Remembering the Photographic Masters

© Sebastião Salgado/Amazonas Images-Contact Press Images

Every email I receive from writer Steve Meltzer these days has been sadly familiar. “We’ve lost another one,” Steve will write while sharing news of the passing of yet another photographic master. The list is staggering, all men of a certain age (in their 80s) who’ve passed away in the last month or so.

There was art photographer Ray Metzker who died at the age of 83 in October. Metzker was an extraordinary photographer, whose work is in the collections of dozens of art institutions. He had more than 50 one-person museum shows and was the recipient of two Guggenheim Foundation Fellowships. Even more importantly, Metzker’s beautiful, challenging and uniquely modern landscape photos were like no others out there.

As Steve described it in his obituary of Metzker: “After processing the film he would take his black and white negatives into the darkroom and long before Photoshop, manipulate them. He’d combine negatives layer upon layer, make multiple exposure prints or prints small sections of many images on one piece of print paper. He did this always with an eye on creating eye-catching but often perplexing images.”

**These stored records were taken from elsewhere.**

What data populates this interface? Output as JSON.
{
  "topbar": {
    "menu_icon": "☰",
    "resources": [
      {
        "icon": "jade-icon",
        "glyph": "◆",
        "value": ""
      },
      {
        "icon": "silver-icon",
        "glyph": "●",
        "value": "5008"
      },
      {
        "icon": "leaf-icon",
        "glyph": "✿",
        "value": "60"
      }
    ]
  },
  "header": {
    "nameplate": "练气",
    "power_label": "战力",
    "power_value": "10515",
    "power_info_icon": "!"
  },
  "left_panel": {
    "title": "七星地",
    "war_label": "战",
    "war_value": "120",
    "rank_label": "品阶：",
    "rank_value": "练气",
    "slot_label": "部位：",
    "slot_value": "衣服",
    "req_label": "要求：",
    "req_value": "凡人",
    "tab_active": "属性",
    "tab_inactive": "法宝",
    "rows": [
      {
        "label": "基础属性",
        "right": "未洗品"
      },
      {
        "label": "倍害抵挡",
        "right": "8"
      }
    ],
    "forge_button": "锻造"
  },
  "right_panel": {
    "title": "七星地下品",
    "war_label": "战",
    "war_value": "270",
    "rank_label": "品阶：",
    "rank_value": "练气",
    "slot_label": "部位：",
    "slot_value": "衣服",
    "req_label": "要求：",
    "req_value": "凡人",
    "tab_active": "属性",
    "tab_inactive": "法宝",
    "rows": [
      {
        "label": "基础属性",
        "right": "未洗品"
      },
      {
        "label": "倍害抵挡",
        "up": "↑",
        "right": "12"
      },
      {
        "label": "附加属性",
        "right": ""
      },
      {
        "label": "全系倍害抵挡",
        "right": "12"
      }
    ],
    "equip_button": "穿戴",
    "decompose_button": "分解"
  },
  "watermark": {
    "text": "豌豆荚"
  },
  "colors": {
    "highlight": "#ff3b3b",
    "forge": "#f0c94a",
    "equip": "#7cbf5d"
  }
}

Then was Swiss photographer Rene Burri who also passed away in October, at at the age of 81, after a long illness. Burri was one of the last of the major photographers of the post World War II generation and was best known for his photos of artist Pablo Picasso and Cuban revolutionary Che Guevara. Burri’s life may have been best summed up in a statement from his family that reads, in part: “With (the death of) René Burri the world of photography loses one of its most powerful artists, a true humanist, who skillfully documented from behind the scenes the suffering and joy of humankind.”

And then, just a few weeks ago, Lucien Cleruge, one of France’s foremost photographers, passed away at the age of 80. Clergue was a founder of the Recontres D’Arles international photography festival and was known as the “Eye of Midi,” for his stunning black-and-white images that captured the sensuality of Mediterranean life in the Midi, a nickname for the South of France.

These are all sad passings in the photography world but these masters’ work will live on for generations, proving the endurance of great art. Meanwhile, other photographic masters are still chugging along, including 91-year-old Marc Riboud, who currently has two new shows in France and New York City.

Sebastião Salgado, who, at 70, is a spring chicken, by comparison, has a major exhibition of his work, titled “Genesis,” now at the International Center of Photography. Salgado’s majestic, black-and-white images are the stuff of dreams and his subject is about as big as it gets: the genesis, fragility and continued endurance of life on this planet. If you have a chance to get to New York, I highly encourage you to see this show, which proves that the work of the great photographic masters continues.